Two years ago, I built a radio station for my religious community: the Messianic Jewish and Hebrew Roots community: Chavah Messianic Radio. Since then, things have really taken off: I wrote a popular software article about it. My traffic has shot through the roof. We’ve surpassed 1 million tunes served. I open sourced the project, added new features. It’s been great.
Fast forward to a few months ago, a Coptic Christian man saw Chavah, was impressed, and asked for help building a version of it for the Coptic Christian community. This would be a special branded version of Chavah that plays chants, hymns, prayers, and sermons from the Egyptian Coptic Christian community.
I figured this was a great idea and a good way to help fellow disciples of Messiah (who are facing Islamic persecution, by the way), so I jumped at the opportunity.
Well folks, fast forward a few months, and I now have something to show to that end.
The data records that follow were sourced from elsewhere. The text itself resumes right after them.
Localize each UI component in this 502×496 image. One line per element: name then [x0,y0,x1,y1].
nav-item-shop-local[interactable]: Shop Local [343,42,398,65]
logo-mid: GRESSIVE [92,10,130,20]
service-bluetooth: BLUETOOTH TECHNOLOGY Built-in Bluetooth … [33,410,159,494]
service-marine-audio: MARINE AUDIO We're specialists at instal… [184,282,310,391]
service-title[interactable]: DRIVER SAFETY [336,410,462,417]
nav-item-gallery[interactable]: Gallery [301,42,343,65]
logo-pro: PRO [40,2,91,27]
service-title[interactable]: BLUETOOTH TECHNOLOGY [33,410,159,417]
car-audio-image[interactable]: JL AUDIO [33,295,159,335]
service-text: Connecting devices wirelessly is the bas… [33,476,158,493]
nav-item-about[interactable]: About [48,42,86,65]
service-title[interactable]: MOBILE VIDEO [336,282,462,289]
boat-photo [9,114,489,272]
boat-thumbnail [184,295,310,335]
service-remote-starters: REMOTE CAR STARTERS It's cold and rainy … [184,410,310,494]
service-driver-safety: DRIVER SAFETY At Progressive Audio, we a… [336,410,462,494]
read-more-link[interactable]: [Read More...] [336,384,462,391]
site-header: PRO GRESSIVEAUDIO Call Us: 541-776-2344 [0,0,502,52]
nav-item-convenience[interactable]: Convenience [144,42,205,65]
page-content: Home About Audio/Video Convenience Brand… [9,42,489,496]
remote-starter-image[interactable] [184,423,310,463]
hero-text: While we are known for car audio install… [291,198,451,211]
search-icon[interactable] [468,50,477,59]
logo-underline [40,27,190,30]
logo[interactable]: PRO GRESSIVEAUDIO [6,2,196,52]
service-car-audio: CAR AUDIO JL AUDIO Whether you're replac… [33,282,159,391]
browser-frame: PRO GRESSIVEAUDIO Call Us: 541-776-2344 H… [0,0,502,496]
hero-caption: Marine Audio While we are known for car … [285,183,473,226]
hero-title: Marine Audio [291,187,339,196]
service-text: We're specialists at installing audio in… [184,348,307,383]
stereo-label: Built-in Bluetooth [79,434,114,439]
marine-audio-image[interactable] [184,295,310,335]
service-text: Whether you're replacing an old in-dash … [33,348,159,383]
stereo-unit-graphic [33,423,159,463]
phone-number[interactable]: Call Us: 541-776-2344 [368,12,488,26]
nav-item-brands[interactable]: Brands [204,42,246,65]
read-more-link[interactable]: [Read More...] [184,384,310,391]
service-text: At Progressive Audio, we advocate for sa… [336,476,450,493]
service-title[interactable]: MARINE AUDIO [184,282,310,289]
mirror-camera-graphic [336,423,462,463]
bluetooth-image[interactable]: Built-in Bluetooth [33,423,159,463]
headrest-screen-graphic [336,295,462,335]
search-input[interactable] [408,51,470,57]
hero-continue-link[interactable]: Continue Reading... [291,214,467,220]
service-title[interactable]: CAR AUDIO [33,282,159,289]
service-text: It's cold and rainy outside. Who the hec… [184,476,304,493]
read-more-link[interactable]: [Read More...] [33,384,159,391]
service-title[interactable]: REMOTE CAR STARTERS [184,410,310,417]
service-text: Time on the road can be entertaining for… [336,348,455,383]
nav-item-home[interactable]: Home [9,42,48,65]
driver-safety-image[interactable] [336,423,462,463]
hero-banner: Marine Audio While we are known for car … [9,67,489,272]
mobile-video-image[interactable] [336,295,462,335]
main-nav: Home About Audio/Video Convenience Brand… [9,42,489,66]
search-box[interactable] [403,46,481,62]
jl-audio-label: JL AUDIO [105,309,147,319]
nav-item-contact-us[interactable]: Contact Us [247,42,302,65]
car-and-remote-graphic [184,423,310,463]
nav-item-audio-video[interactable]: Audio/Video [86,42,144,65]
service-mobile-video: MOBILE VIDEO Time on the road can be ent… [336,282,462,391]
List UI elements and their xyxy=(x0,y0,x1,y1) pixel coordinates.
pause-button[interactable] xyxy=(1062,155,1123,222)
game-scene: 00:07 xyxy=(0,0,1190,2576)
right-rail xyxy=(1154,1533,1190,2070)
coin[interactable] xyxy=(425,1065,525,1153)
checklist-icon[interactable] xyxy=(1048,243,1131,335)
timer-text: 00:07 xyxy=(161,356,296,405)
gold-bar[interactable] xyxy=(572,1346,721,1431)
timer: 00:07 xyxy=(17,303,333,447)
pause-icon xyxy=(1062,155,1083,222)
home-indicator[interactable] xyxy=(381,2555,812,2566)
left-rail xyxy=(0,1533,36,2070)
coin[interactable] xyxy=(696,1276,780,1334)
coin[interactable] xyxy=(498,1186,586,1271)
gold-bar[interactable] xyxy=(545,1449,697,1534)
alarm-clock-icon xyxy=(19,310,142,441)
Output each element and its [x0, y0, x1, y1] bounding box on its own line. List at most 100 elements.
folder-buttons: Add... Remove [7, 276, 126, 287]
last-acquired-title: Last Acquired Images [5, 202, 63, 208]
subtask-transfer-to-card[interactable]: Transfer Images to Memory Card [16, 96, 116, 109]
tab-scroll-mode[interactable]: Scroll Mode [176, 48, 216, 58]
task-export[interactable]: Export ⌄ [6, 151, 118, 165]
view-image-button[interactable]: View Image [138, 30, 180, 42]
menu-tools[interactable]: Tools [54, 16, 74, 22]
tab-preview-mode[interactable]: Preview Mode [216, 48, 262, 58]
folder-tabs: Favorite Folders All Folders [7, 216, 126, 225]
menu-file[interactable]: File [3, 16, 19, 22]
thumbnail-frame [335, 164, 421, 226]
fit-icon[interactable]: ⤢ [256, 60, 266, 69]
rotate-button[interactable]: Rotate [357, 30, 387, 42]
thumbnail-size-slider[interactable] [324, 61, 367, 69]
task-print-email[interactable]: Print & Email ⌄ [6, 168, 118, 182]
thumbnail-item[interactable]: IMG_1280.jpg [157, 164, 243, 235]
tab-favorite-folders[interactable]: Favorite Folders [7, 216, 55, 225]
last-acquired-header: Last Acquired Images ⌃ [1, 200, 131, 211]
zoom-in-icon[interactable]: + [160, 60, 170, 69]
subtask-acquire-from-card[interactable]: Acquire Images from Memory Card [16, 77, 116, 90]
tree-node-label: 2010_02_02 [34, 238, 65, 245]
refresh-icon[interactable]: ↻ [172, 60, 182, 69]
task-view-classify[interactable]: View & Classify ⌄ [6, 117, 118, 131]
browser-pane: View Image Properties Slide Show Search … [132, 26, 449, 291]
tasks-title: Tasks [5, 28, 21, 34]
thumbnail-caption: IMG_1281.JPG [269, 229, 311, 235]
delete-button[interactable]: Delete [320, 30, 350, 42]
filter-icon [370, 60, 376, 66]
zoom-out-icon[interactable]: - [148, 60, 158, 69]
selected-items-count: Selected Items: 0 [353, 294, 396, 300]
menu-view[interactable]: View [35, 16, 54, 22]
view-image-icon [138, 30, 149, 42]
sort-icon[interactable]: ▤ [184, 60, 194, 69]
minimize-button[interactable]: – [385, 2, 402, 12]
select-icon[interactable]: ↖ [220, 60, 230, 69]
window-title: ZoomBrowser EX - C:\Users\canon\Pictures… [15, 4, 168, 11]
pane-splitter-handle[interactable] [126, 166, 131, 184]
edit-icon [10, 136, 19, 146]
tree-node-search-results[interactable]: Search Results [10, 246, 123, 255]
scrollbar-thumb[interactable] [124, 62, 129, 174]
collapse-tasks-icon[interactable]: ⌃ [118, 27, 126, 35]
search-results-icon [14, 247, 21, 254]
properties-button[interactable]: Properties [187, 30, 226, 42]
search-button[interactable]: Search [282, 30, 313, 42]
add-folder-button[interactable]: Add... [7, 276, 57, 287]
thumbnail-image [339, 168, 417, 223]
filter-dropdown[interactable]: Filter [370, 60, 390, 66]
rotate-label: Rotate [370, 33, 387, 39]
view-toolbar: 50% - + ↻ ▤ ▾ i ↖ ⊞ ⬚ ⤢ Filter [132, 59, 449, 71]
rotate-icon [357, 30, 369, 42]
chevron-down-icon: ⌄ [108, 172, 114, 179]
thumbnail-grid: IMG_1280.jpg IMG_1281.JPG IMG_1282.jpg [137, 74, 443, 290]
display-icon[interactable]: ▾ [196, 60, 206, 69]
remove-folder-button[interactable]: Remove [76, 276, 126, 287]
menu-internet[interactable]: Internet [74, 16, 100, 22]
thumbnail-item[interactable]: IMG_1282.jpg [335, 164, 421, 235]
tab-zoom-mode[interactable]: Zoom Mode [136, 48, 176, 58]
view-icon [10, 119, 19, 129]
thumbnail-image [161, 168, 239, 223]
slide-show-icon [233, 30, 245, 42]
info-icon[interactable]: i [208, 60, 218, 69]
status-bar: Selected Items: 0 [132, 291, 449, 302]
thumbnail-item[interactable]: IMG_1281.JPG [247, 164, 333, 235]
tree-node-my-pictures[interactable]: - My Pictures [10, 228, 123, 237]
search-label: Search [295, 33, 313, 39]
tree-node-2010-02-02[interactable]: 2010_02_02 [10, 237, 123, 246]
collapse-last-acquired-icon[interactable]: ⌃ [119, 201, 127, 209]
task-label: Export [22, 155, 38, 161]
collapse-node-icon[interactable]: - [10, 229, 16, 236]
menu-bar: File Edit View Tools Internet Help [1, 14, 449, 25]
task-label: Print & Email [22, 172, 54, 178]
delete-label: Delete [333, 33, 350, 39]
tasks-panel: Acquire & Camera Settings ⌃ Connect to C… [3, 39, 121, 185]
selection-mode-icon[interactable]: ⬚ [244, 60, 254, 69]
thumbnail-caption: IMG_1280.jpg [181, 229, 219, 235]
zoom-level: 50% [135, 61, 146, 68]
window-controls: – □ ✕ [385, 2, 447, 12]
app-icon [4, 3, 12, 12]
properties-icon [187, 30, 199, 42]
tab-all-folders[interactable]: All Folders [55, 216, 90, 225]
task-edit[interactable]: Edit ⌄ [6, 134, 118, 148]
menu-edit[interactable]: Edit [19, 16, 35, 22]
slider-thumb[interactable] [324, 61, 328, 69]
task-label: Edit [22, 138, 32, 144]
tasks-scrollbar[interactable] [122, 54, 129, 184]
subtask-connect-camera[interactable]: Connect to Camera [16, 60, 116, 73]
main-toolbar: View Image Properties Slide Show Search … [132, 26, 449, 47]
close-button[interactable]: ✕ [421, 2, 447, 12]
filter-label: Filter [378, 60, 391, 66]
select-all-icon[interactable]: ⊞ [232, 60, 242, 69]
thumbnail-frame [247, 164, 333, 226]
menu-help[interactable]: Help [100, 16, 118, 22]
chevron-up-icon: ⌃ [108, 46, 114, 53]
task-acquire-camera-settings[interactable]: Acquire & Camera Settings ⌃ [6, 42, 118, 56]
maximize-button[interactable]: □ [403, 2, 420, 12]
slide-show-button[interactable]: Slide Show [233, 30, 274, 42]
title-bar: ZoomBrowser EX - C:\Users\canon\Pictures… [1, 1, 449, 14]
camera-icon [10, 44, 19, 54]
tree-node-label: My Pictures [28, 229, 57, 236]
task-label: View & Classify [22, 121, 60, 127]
We’re still getting the thing ramped up, but you can see it now in its infancy:
Try it out at CopticBox.com. As you can see, we don’t have many tunes up yet (maybe like 12 hymns and sermons), but we’ll be adding more soon.
Cool stuff, eh?
Drum roll, please…
On that note, something interesting has happened in the last few months: I’ve had several different folks approach me to build a custom version of Chavah for their community.
One guy is using Chavah to start a business around an innovative way of connecting artists and listeners:
Another guy is aiming to run the place to go for Nigerian music on the web.
Another guy’s playing indie rock from central Illinois:
For all of these secular purposes, I’ve charged a fee to get them started. In doing so, I’ve made several hundred dollars now – and I wasn’t even trying to sell anything. Not bad, eh?
Speaking with these contacts, it sounds like there’s more money to be had via consulting, adding features, fixing bugs, updating the look and feel of their sites. (As an added bonus, I can roll these new features and fixes into Chavah Messianic Radio – Messiah’s disciples get the cream of the crop, oh yeah!)
But all this got me thinking: if I can make hundreds of dollars without actually trying to sell anything (these people approached me), how much can I make if I actually, you know, try to sell it?
Bottom line: I’m starting a tech company. The startup’s first service will be building specialized internet radio stations – things like Chavah, CopticBox, PrairieAsunder, UsoundRadio, iNaija – and providing consulting around those stations. Furthermore, I’d like to offer the whole package – I host the station, music, give you the software and tools to manage it – and offer that at a premium.
What’s great is, I don’t need external funding; this is a side-project to bring in extra income. And, I don’t need sales people – the sales are already coming to me. I already have a product to sell, so it’s low risk. And what’s more, I already have customers and some small revenue coming in, so I know I’m building the right thing.
Sounds like a recipe for success, no?
So, yeah, go me! Entrepreneurial spirit, rah rah rah.
Wish me luck. I’ll let you fine folks know when my company launches.